Quale eredità ci ha lasciato Conchita? “Per mezzo di lei, il Signore ha suscitato nella Chiesa le Opere della Croce: l’Apostolato della Croce per tutto il popolo di Dio, laici, sacerdoti e religiosi; le Religiose della Croce del Sacro Cuore di Gesù, di vita contemplativa; l’ Alleanza d’amore con il Sacro Cuore di Gesù, per i laici; La Fraternità di Cristo Sacerdote, per vescovi e sacerdoti; e i Missionari dello Spirito Santo. In più, sono nati altri 11 Istituti sia maschili che femminili, di cui uno maschile di rito Bizantino in Romania, e due movimenti laicali, che formano parte di quella che chiamiamo la Famiglia della Croce. Queste opere sono animate da un intenso spirito sacerdotale e trinitario e cercano di diffondere nella Chiesa il Regno dello Spirito Santo, che è il regno dell’amore e della croce del nostro Salvatore. L’eredità più preziosa che Conchita ci ha lasciato è quella di dare la vita, come lei l’ha data, in favore della Chiesa e della salvezza dell’umanità, causa per la quale lei stessa si è offerta al Signore.
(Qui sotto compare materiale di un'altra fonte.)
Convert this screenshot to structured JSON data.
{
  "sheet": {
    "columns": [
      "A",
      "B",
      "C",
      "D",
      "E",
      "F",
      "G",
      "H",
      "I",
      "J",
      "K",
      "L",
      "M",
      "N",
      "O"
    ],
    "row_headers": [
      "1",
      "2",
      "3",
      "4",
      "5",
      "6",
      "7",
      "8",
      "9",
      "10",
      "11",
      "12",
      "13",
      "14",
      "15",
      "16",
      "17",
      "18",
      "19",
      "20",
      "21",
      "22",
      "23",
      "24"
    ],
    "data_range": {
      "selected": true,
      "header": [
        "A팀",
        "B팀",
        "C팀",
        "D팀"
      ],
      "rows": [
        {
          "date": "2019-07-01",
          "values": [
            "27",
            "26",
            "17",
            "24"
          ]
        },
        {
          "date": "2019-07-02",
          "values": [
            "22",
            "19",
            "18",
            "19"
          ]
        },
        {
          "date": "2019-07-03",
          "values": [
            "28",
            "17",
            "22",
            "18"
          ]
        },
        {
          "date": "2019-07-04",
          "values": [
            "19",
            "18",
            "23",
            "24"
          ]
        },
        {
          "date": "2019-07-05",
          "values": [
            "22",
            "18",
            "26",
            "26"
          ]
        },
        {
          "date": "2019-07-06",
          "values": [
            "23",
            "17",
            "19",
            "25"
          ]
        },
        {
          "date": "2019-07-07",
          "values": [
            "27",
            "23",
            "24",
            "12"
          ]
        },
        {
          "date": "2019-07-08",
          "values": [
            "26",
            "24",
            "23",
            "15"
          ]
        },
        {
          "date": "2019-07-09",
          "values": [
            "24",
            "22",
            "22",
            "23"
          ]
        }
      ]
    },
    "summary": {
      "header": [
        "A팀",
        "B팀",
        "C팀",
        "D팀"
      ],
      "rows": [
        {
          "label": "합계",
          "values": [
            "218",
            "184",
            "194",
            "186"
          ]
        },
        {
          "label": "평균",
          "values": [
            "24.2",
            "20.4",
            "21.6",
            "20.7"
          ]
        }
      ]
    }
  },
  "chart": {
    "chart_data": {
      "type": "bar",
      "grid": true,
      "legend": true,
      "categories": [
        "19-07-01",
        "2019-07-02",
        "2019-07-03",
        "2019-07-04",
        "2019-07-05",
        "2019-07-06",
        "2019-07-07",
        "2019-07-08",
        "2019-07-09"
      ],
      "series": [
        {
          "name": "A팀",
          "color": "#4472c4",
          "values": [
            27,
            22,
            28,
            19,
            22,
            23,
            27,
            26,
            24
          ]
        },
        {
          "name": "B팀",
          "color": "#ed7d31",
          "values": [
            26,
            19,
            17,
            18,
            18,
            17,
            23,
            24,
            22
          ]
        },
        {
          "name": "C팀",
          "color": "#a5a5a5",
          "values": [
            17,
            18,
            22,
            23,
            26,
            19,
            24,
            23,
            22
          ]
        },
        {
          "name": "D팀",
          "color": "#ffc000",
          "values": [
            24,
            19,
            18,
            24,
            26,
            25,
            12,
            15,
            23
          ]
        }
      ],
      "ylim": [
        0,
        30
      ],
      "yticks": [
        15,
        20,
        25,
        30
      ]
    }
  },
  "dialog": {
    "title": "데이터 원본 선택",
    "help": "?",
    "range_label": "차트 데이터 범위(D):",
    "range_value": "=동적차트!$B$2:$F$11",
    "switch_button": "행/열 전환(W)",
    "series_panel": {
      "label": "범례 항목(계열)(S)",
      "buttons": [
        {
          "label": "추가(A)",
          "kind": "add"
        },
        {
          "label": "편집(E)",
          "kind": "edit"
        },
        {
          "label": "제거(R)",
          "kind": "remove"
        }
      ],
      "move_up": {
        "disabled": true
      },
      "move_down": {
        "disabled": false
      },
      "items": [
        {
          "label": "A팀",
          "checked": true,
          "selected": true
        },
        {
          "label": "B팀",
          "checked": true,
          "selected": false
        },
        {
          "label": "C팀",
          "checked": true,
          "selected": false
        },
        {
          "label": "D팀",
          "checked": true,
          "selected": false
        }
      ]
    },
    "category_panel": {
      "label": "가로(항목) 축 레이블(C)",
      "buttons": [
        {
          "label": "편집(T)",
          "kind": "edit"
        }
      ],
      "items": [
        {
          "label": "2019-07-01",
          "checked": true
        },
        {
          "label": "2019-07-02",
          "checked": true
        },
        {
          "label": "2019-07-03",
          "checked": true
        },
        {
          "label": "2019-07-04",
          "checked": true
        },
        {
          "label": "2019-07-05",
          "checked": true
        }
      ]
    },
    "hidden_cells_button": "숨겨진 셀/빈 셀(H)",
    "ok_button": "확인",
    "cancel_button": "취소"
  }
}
Il processo di Beatificazione.
“Siamo a buon punto, aspettiamo solo che la causa arrivi a Roma, in Vaticano, per la Beatificazione. Voglio dire anche che tutte le mamme e i papà devono trasmettere amore anche al di fuori della propria famiglia, perché oggi alcuni giovani vivono senza amore , privi del senso della famiglia, e nei libri di Conchita si parla soprattutto di questo. L’arcivescovo del Messico ci sprona a far conoscere Conchita a tutti, soprattutto alle mamme per trasmettere i valori che lei ha vissuto, che le ha donato”. Conchita ha segnato profondamente la spiritualità di padre Domenico, si è offerto volontario a far pervenire la causa a Roma, affinchè Conchita diventi beata. “Leggo sempre i libri di Conchita, e mi lascia sempre un desiderio di Dio molto grande, mi aiuta a capire che la Santità è qui, ora senza rimandare”.